The domain was never transferred, so a transfer lock wouldn't have stopped this. I need to look into the termination locking. It's not 100% clear to me if GoDaddy locks their DNS nameserver pointer to an external DNS server, or if they would just lock DNS records hosted on their own DNS servers.
What would cause this? Compromised password? Hacks into GoDaddy? What is the recourse?
[OP] here...

There were no 2fa alerts or any record of anomalous logins, so it's unlikely the password was compromised.

Even locking my domain from transfer wouldn't have stopped this from happening, the domain wasn't transferred: only the pointers to new DNS servers were changed.

This really smells like GoDaddy has bad programmers that introduced bugs in their infrastructure, or hackers poking around their back-end triggering stored procedures.

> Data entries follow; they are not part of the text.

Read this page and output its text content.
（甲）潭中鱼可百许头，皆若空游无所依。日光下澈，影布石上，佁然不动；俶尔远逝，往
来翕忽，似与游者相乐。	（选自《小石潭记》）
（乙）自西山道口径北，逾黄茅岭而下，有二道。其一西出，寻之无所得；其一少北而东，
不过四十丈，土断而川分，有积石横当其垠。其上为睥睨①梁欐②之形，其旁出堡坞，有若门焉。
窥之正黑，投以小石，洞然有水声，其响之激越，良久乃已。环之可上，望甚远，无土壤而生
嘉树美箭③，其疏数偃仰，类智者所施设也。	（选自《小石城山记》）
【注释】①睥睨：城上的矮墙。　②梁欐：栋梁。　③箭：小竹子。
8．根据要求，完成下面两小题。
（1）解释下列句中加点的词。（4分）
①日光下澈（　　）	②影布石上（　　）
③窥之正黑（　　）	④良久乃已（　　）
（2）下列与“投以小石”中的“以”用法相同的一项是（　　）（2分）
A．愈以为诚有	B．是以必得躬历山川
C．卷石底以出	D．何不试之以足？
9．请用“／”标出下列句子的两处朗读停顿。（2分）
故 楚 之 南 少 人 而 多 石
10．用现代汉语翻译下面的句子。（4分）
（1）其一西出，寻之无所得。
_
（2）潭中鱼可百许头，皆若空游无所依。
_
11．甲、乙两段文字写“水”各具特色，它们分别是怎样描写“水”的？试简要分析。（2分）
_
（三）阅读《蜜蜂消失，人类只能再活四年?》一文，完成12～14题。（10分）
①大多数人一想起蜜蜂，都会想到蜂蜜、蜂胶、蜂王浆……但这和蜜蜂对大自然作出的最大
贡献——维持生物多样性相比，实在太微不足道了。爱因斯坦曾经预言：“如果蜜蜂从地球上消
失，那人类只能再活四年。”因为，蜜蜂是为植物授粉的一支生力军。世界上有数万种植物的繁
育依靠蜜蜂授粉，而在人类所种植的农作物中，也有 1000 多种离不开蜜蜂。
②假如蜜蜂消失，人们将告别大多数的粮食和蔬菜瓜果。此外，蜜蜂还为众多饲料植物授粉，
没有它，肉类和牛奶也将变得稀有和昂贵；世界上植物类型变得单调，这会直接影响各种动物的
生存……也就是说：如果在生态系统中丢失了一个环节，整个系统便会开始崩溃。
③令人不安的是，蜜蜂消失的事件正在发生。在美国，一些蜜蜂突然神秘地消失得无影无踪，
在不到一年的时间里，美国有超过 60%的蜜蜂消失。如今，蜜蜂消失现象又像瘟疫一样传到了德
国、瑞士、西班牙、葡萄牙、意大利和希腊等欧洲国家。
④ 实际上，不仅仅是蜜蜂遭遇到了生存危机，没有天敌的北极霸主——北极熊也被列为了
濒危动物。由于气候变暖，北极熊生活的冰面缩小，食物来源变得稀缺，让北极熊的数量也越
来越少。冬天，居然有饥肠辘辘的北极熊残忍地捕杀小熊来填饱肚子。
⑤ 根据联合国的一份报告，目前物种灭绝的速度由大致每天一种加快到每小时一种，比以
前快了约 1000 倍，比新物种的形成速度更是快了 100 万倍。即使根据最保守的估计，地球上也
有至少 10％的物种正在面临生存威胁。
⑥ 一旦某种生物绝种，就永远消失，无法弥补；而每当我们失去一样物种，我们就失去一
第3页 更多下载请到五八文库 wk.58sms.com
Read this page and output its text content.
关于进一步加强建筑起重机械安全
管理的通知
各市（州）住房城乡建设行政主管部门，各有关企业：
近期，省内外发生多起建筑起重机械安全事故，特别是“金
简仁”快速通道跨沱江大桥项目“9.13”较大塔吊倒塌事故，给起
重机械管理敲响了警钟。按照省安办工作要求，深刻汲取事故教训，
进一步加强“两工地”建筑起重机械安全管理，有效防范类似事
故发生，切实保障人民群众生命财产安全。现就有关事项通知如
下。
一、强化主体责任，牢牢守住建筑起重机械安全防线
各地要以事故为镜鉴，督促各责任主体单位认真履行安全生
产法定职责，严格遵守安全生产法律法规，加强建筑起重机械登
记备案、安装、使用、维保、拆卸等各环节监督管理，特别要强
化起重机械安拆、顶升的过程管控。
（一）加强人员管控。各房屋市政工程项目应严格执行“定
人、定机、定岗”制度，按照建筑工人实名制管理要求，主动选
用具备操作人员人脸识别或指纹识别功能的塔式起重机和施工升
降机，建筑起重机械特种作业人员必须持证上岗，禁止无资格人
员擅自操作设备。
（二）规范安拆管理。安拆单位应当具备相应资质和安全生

I'm not sure if it's 100% clear from the write up, but my domain was "seized" by GoDaddy's systems that host an insecure "Hosted by GoDaddy" welcome page. I didn't click on the "Buy This Domain" button, but it could have been spoofed to look like GoDaddy and actually taken me to some command and control server if this wasn't GoDaddy that performed the domain takeover.

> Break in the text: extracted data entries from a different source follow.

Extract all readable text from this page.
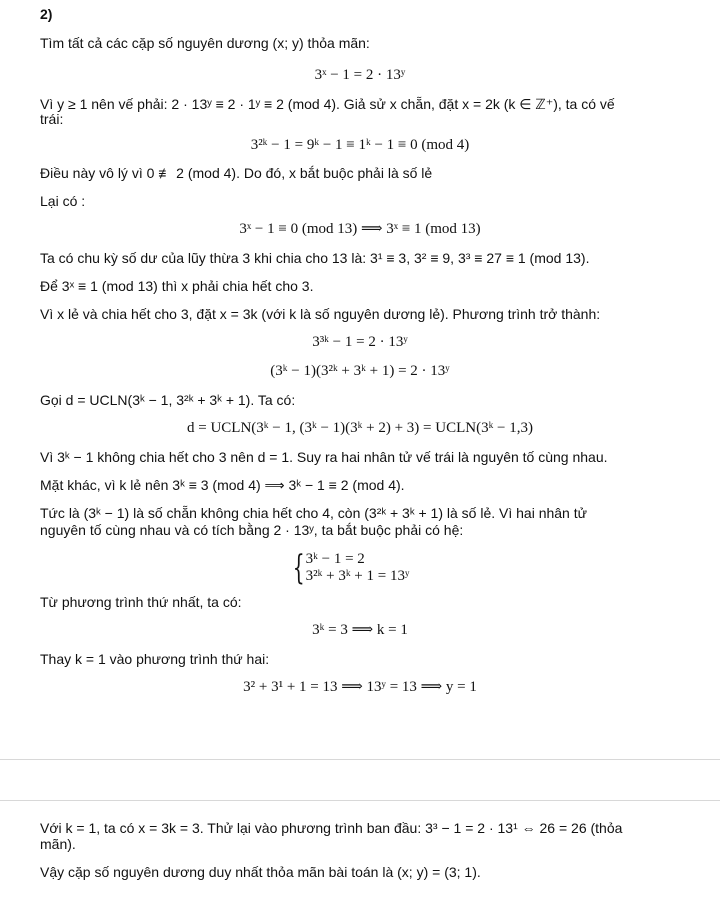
2)

Tìm tất cả các cặp số nguyên dương (x; y) thỏa mãn:

3ˣ − 1 = 2 · 13ʸ

Vì y ≥ 1 nên vế phải: 2 · 13ʸ ≡ 2 · 1ʸ ≡ 2 (mod 4). Giả sử x chẵn, đặt x = 2k (k ∈ ℤ⁺), ta có vế

trái:

3²ᵏ − 1 = 9ᵏ − 1 ≡ 1ᵏ − 1 ≡ 0 (mod 4)

Điều này vô lý vì 0 ≢ 2 (mod 4). Do đó, x bắt buộc phải là số lẻ

Lại có :

3ˣ − 1 ≡ 0 (mod 13) ⟹ 3ˣ ≡ 1 (mod 13)

Ta có chu kỳ số dư của lũy thừa 3 khi chia cho 13 là: 3¹ ≡ 3, 3² ≡ 9, 3³ ≡ 27 ≡ 1 (mod 13).

Để 3ˣ ≡ 1 (mod 13) thì x phải chia hết cho 3.

Vì x lẻ và chia hết cho 3, đặt x = 3k (với k là số nguyên dương lẻ). Phương trình trở thành:

3³ᵏ − 1 = 2 · 13ʸ

(3ᵏ − 1)(3²ᵏ + 3ᵏ + 1) = 2 · 13ʸ

Gọi d = UCLN(3ᵏ − 1, 3²ᵏ + 3ᵏ + 1). Ta có:

d = UCLN(3ᵏ − 1, (3ᵏ − 1)(3ᵏ + 2) + 3) = UCLN(3ᵏ − 1,3)

Vì 3ᵏ − 1 không chia hết cho 3 nên d = 1. Suy ra hai nhân tử vế trái là nguyên tố cùng nhau.

Mặt khác, vì k lẻ nên 3ᵏ ≡ 3 (mod 4) ⟹ 3ᵏ − 1 ≡ 2 (mod 4).

Tức là (3ᵏ − 1) là số chẵn không chia hết cho 4, còn (3²ᵏ + 3ᵏ + 1) là số lẻ. Vì hai nhân tử

nguyên tố cùng nhau và có tích bằng 2 · 13ʸ, ta bắt buộc phải có hệ:

{ 3ᵏ − 1 = 2
3²ᵏ + 3ᵏ + 1 = 13ʸ

Từ phương trình thứ nhất, ta có:

3ᵏ = 3 ⟹ k = 1

Thay k = 1 vào phương trình thứ hai:

3² + 3¹ + 1 = 13 ⟹ 13ʸ = 13 ⟹ y = 1

Với k = 1, ta có x = 3k = 3. Thử lại vào phương trình ban đầu: 3³ − 1 = 2 · 13¹ ⇔ 26 = 26 (thỏa

mãn).

Vậy cặp số nguyên dương duy nhất thỏa mãn bài toán là (x; y) = (3; 1).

Recourse? I called GoDaddy support and they were 700% confident their systems are perfect. I was told by the first support rep "I'm writing this down as caused by customer", so I told him "Well I'm marking this in my system as caused by GoDaddy" as we both laughed.

I called GoDaddy support a second time after I was partially convinced this was my fault and told them "Absolutely not, you guys messed up this needs to be escalated" as I gave the support representative a primer on the basics of how DNS works and why it broke for my domain (because he was clueless). Then emailed him a screenshot of my domain with "Parked by GoDaddy" written all over it because he didn't believe me.

So my recourse here is getting called an idiot by barely conscious GoDaddy support staff, posting this on HN to share the experience and getting called out again as an idiot for using GoDaddy (this is my first issue with them in 20 years). This has been happening to random GoDaddy customers for 4+ years and GoDaddy is so full of themselves they won't even open a support ticket to consider it might be their fault. I have no recourse except to transfer my domains to a responsible registrar.

Rule of thumb in dealing with domain and hosting vendors - always gauge how educated their support staff is. They should be at least slightly more educated than the average developer who admins their own stuff. And do judge based on website design - if their design looks like it'd would also be appropriate for selling quick ways to lose fat, you should know to stay away.
I’ve been very happy with Hover.com.

… and I’ve seen the same issue happen with many many domains registered with GoDaddy and NetWork Solutions. Avoid them. Either NAmeServers get reset or DNS entries vanish even though they are all there when you login to fix it.